XML to CSV Using XSLT

This CsvEscape function is XSLT 1.0 and escapes column values ,, ", and newlines like RFC 4180 or Excel. It makes use of the fact that you can recursively call XSLT templates:

  • The template EscapeQuotes replaces all double quotes with 2 double quotes, recursively from the start of the string.
  • The template CsvEscape checks if the text contains a comma or double quote, and if so surrounds the whole string with a pair of double quotes and calls EscapeQuotes for the string.
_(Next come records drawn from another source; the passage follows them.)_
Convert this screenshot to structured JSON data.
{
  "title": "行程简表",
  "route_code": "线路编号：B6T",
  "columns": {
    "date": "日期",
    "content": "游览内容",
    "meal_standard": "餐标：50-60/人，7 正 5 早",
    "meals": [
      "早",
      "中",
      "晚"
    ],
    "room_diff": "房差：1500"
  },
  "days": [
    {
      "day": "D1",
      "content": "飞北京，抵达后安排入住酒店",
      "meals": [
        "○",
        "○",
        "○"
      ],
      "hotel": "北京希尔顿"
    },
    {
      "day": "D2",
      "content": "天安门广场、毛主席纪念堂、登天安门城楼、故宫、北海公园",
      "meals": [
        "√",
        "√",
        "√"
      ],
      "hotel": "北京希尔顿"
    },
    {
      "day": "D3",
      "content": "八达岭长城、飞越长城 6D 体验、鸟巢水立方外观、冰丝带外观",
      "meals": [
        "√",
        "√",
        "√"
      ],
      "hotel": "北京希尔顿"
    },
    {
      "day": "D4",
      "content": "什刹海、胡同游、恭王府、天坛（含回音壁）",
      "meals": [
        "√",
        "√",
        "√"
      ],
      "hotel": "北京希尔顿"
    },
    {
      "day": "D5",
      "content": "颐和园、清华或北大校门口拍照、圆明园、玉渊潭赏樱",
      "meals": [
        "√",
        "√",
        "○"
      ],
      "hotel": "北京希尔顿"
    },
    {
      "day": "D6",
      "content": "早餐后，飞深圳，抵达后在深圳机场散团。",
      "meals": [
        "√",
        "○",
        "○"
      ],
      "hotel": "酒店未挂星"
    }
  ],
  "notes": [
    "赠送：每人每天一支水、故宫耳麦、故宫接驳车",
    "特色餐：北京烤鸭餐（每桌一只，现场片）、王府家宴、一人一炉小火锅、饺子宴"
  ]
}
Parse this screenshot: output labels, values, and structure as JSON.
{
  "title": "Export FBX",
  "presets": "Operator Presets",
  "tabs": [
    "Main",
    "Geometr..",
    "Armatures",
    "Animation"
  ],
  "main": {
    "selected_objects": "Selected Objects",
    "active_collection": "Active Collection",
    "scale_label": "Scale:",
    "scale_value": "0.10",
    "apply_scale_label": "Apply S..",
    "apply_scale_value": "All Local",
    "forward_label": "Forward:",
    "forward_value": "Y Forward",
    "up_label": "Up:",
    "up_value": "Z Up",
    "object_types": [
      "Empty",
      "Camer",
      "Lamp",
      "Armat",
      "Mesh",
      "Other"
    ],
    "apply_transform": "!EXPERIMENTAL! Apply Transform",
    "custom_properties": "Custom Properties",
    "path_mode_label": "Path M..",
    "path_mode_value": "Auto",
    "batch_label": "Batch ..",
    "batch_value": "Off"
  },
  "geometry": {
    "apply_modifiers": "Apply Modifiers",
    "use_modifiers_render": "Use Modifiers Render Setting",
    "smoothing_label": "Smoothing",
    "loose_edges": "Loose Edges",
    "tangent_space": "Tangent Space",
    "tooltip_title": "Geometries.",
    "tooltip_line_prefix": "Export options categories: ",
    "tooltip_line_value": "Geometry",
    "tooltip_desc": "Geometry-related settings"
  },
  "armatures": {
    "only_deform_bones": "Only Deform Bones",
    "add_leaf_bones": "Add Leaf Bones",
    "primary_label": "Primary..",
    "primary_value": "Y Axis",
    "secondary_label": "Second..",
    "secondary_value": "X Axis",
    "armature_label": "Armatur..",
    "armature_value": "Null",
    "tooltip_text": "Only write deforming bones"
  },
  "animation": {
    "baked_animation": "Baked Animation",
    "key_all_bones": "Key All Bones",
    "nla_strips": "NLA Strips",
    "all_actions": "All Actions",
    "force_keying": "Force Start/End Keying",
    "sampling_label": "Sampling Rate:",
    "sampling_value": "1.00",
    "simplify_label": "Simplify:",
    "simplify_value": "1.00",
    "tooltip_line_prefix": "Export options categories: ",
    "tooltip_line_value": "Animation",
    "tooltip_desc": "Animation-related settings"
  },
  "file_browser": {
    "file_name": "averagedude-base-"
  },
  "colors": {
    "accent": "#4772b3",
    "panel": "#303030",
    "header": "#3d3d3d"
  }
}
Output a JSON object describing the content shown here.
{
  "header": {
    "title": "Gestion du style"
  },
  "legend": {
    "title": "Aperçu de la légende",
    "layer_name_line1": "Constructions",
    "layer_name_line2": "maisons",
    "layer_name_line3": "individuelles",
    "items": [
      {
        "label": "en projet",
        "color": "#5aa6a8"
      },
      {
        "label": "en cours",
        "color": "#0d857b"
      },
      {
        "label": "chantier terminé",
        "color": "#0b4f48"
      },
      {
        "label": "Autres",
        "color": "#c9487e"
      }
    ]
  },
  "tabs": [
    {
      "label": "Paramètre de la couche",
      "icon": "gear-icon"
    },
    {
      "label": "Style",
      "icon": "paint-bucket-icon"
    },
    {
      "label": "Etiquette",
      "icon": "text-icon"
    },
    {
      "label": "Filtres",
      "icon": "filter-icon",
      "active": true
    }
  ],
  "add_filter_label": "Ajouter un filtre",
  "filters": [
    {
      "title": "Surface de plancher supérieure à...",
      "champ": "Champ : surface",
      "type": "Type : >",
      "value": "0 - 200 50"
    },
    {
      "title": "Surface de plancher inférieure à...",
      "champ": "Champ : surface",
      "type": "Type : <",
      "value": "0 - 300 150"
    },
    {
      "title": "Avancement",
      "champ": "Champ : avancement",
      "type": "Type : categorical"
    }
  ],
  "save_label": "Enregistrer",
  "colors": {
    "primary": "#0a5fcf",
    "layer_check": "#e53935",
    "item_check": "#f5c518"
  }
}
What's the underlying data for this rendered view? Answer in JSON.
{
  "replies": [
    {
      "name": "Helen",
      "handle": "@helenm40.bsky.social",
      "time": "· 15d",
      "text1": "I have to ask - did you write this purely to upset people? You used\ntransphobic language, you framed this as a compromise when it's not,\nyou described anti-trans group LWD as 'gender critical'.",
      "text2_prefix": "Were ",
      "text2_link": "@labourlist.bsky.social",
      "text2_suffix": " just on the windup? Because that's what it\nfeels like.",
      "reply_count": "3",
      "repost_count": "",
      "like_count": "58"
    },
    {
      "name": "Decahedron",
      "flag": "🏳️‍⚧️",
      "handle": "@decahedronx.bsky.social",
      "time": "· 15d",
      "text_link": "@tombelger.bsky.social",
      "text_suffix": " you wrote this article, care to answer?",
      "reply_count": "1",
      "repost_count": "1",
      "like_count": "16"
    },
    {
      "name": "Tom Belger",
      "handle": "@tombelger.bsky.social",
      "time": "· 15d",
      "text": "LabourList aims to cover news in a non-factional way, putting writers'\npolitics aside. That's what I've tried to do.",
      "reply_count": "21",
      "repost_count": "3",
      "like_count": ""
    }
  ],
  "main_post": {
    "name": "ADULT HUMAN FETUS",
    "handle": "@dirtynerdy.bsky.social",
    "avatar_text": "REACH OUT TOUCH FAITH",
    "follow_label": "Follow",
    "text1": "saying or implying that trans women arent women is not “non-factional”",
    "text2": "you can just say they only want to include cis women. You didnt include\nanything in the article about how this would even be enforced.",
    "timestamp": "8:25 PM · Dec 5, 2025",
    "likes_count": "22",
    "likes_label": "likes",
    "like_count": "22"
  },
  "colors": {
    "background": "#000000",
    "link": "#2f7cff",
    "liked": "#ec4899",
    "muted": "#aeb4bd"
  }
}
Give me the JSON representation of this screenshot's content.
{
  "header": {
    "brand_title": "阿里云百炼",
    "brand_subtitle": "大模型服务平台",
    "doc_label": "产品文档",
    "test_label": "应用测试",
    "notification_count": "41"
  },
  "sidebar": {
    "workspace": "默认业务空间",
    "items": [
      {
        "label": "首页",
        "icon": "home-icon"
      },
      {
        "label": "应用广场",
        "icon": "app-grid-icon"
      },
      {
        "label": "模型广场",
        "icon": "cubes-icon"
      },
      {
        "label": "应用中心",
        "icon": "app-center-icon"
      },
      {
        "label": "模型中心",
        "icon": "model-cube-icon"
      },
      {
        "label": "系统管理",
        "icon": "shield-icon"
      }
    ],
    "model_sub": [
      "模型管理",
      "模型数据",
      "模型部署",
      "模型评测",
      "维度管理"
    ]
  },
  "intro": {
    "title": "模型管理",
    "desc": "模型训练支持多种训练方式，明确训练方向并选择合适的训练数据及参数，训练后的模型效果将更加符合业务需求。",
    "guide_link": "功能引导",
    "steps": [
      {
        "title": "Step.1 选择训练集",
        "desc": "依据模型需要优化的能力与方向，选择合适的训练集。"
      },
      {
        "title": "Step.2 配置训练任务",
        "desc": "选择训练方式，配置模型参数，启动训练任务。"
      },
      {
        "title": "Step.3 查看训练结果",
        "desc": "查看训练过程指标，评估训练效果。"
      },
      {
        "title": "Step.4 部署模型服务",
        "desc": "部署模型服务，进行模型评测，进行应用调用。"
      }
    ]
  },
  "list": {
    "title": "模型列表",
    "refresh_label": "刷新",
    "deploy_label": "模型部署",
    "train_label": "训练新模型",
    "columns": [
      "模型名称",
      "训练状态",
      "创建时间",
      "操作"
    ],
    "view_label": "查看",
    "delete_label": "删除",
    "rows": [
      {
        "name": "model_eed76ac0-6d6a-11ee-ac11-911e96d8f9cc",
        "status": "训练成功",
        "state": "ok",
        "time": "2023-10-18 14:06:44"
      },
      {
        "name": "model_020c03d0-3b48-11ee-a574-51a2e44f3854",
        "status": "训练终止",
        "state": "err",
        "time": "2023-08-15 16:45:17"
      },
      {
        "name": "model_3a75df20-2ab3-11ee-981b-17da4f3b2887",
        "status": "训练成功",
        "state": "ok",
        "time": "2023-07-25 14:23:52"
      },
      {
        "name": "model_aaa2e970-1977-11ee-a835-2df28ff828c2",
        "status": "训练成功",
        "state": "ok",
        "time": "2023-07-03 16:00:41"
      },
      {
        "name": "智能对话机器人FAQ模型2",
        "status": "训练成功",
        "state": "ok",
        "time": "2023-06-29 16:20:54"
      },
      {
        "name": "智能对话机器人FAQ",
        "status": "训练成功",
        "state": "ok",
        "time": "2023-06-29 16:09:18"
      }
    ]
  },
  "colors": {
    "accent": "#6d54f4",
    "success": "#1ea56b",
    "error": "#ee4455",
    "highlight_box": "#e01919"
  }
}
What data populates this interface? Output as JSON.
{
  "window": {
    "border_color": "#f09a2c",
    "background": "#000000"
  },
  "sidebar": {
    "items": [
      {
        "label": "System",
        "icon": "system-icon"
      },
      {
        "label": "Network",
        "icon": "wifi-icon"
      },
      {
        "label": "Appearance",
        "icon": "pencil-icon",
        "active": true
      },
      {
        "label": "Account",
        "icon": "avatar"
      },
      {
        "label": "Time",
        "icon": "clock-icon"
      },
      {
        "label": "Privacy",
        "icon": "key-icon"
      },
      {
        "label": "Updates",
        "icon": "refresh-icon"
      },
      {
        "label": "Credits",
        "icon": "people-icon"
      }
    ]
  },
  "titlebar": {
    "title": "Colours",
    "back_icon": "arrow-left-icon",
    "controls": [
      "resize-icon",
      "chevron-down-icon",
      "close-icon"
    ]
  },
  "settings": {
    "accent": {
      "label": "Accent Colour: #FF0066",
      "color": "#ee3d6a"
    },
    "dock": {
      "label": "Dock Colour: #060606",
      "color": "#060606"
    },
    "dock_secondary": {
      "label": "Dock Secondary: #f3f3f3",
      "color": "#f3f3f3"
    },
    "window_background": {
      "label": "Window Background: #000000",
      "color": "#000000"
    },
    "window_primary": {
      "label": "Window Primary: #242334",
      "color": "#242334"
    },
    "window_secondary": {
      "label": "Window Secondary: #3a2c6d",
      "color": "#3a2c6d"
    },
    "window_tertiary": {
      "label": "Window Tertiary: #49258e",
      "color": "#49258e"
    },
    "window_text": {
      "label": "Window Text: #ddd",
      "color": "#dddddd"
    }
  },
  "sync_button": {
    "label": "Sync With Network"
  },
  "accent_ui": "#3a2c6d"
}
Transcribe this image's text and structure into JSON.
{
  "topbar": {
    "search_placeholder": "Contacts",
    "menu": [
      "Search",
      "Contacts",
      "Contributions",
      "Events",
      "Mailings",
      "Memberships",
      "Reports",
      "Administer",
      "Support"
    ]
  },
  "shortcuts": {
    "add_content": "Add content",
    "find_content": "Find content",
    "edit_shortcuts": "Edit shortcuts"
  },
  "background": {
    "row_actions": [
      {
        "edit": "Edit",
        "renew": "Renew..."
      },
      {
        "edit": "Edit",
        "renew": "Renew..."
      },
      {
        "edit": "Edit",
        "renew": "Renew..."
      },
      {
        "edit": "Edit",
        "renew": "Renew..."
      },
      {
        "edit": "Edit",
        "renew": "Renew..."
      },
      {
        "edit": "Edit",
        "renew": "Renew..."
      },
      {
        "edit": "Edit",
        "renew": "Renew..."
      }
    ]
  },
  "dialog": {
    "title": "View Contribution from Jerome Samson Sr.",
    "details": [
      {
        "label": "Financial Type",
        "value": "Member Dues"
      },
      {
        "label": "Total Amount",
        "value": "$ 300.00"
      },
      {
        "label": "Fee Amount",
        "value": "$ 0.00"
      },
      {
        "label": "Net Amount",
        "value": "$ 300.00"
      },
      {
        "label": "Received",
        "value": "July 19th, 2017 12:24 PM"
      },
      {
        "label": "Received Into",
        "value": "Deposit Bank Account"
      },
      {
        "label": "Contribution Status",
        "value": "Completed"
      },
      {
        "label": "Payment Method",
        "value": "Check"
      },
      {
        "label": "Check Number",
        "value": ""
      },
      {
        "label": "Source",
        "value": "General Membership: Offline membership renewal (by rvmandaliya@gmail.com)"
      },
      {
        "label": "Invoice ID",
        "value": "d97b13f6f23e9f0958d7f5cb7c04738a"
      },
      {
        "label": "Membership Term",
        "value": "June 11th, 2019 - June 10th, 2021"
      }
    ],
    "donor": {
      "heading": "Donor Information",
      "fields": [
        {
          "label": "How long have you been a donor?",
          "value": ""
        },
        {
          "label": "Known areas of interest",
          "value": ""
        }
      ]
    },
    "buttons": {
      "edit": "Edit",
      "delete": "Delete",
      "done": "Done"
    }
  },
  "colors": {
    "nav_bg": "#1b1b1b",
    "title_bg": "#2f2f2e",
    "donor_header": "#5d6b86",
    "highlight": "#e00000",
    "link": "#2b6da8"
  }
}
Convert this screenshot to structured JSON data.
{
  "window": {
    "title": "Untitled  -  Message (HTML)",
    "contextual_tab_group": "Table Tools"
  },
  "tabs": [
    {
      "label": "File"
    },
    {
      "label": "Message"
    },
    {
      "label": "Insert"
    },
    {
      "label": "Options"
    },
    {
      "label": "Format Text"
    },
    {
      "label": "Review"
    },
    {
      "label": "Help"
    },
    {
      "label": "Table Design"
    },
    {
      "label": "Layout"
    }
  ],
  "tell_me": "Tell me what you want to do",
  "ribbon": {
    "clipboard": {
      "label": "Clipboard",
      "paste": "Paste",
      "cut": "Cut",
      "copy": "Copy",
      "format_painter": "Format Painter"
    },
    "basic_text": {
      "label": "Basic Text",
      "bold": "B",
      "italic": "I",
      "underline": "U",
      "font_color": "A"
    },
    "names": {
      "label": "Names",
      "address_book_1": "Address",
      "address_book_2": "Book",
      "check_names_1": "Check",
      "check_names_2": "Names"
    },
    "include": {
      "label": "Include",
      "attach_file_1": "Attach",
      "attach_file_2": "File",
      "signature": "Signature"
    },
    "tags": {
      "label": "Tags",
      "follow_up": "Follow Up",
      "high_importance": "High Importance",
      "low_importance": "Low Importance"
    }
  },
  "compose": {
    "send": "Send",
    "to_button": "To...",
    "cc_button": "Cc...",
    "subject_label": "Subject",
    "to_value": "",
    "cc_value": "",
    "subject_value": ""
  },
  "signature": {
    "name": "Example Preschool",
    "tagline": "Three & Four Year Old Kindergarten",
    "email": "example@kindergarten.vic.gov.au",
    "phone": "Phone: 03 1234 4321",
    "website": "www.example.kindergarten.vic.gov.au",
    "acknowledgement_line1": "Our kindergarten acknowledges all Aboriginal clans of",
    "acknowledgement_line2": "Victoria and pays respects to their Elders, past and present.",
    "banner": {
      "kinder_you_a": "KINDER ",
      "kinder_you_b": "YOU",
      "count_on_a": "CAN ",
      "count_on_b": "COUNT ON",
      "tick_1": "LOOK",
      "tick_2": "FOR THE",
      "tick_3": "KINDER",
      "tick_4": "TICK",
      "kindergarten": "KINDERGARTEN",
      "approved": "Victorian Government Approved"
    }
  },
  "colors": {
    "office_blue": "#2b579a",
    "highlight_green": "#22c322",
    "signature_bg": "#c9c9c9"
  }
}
Example usage: xsltproc xmltocsv.xslt file.xml > file.csv

<?xml version="1.0" encoding="UTF-8"?>
<xsl:stylesheet version="1.0" xmlns:xsl="http://www.w3.org/1999/XSL/Transform">
  <xsl:output method="text" encoding="UTF-8"/>

  <xsl:template name="EscapeQuotes">
    <xsl:param name="value"/>
    <xsl:choose>
      <xsl:when test="contains($value,'&quot;')">
    <xsl:value-of select="substring-before($value,'&quot;')"/>
    <xsl:text>&quot;&quot;</xsl:text>
    <xsl:call-template name="EscapeQuotes">
      <xsl:with-param name="value" select="substring-after($value,'&quot;')"/>
    </xsl:call-template>
      </xsl:when>
      <xsl:otherwise>
    <xsl:value-of select="$value"/>
      </xsl:otherwise>
    </xsl:choose>
  </xsl:template>

  <xsl:template name="CsvEscape">
    <xsl:param name="value"/>
    <xsl:choose>
    <xsl:when test="contains($value,',')">
      <xsl:text>&quot;</xsl:text>
      <xsl:call-template name="EscapeQuotes">
    <xsl:with-param name="value" select="$value"/>
      </xsl:call-template>
      <xsl:text>&quot;</xsl:text>
    </xsl:when>
    <xsl:when test="contains($value,'&#xA;')">
      <xsl:text>&quot;</xsl:text>
      <xsl:call-template name="EscapeQuotes">
    <xsl:with-param name="value" select="$value"/>
      </xsl:call-template>
      <xsl:text>&quot;</xsl:text>
    </xsl:when>
    <xsl:when test="contains($value,'&quot;')">
      <xsl:text>&quot;</xsl:text>
      <xsl:call-template name="EscapeQuotes">
    <xsl:with-param name="value" select="$value"/>
      </xsl:call-template>
      <xsl:text>&quot;</xsl:text>
    </xsl:when>
    <xsl:otherwise>
      <xsl:value-of select="$value"/>
    </xsl:otherwise>
    </xsl:choose>
  </xsl:template>
  
  <xsl:template match="/">
    <xsl:text>project,name,language,owner,state,startDate</xsl:text>
    <xsl:text>&#xA;</xsl:text>
    <xsl:for-each select="projects/project">
      <xsl:call-template name="CsvEscape"><xsl:with-param name="value" select="normalize-space(name)"/></xsl:call-template>
      <xsl:text>,</xsl:text>
      <xsl:call-template name="CsvEscape"><xsl:with-param name="value" select="normalize-space(language)"/></xsl:call-template>
      <xsl:text>,</xsl:text>
      <xsl:call-template name="CsvEscape"><xsl:with-param name="value" select="normalize-space(owner)"/></xsl:call-template>
      <xsl:text>,</xsl:text>
      <xsl:call-template name="CsvEscape"><xsl:with-param name="value" select="normalize-space(state)"/></xsl:call-template>
      <xsl:text>,</xsl:text>
      <xsl:call-template name="CsvEscape"><xsl:with-param name="value" select="normalize-space(startDate)"/></xsl:call-template>
      <xsl:text>&#xA;</xsl:text>
    </xsl:for-each>
  </xsl:template>
</xsl:stylesheet>

Found an XML transform stylesheet here (wayback machine link, site itself is in german)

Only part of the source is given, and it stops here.